Source: Calvin Hanson/Unsplash
 Calvin Hanson/UnsplashTo free up cash for experiences, many people became comfortable not only renting and sharing apartments and cars but also clothes, tools, workspace, pets, and virtually everything else. This comfort with non-ownership set the stage for the rapid growth of shared or so-called collaborative consumption. Alongside this, movements like FIRE (Financial Retirement, Retire Early) and minimalism advocated de-emphasizing spending and consumption. The result of all these post-recession trends was the growth of ride-share companies like Uber and Lyft, peer-to-peer lending companies like Prosper, and lodging-share companies like Airbnb, among others. As we felt comfortable with the collaborative consumption of different products and services and placed greater value on experiences over goods, our world shrank even more, bringing people closer and forming connections spanning the globe.

The COVID-19 Pandemic

This time around, all trends point to large-scale change in the reverse direction, from the global to the local, from the world shrinking to the world stretching. Just two months into the disruption, the COVID-19 pandemic has already wrought an irreversible change. Social distancing and self-quarantining have imposed boundaries on our schedules and lifestyles, confined us physically and psychologically, narrowing our outlooks. Irregular and atypical buying patterns and the curtailing of cross-boundary transportation has hindered the complex international supply chains. People see the value of locally produced goods, including food and services. The pandemic's bywords are self-sufficiencyvigilance, and individual social responsibility. These psychological processes will be the catalyst for the next round of large-scale change.
Other significant trends, such as the increasingly visible effects of climate change, the adoption of artificial intelligence in predicting people's behaviors, and the growth of the global population, all also have the potential to affect the change wrought by the pandemic.
As the seriousness of the pandemic wanes over the next year or two, many of us will change our buying behaviors to support local enterprises, whether it is farms, mom-and-pop restaurants, or manufacturers. Large corporations that produce high-tech products, cutting-edge drugs, or provide standardized services will be tolerated, but they won't gain consumers' trust or loyalty easily.
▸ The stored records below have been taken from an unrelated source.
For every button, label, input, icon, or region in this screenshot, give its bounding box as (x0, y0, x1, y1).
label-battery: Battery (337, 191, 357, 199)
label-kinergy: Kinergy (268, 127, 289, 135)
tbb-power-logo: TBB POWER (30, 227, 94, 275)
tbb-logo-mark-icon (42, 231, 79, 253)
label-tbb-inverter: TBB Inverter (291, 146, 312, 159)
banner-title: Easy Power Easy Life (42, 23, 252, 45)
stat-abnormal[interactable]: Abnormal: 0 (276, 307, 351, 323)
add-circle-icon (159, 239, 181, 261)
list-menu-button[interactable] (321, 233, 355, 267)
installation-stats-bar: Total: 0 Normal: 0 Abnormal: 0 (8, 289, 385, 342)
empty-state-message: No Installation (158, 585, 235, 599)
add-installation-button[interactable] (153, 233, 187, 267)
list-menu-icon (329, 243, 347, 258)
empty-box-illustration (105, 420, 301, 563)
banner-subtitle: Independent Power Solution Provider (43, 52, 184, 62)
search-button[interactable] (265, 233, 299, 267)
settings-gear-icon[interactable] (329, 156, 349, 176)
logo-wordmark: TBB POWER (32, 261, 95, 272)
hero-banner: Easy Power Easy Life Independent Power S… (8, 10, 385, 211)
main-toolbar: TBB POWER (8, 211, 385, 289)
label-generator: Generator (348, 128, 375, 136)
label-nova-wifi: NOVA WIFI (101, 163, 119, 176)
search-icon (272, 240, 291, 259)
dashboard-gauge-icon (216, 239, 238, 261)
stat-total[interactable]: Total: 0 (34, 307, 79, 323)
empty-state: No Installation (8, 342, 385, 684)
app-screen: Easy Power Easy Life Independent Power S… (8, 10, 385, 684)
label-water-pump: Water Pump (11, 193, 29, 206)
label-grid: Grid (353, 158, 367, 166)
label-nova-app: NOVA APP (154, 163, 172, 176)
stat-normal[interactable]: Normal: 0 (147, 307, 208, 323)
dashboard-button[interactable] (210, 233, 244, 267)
Foreign goods and brands will be treated with suspicion and be viewed as second choices in many categories, to be considered only when nothing local is available.
International tourism and even travel for business will take a long time to recover. Instead, consumers will choose to buy more local and regional experiences. Just like Uber and Airbnb succeeded after the Great Recession, innovative business models that capitalize on these trends and execute well will become the next group of unicorn startups. Obviously, this large-scale change has major implications for policymaking on issues such as immigration, health care, taxation and tariffs, social security, and employment. On all of these issues, nationalistic tendencies will dominate. Until the next disruption materializes to shake things up again, the post-COVID-19 world will be a much larger and more insular place than the one to which we have grown accustomed.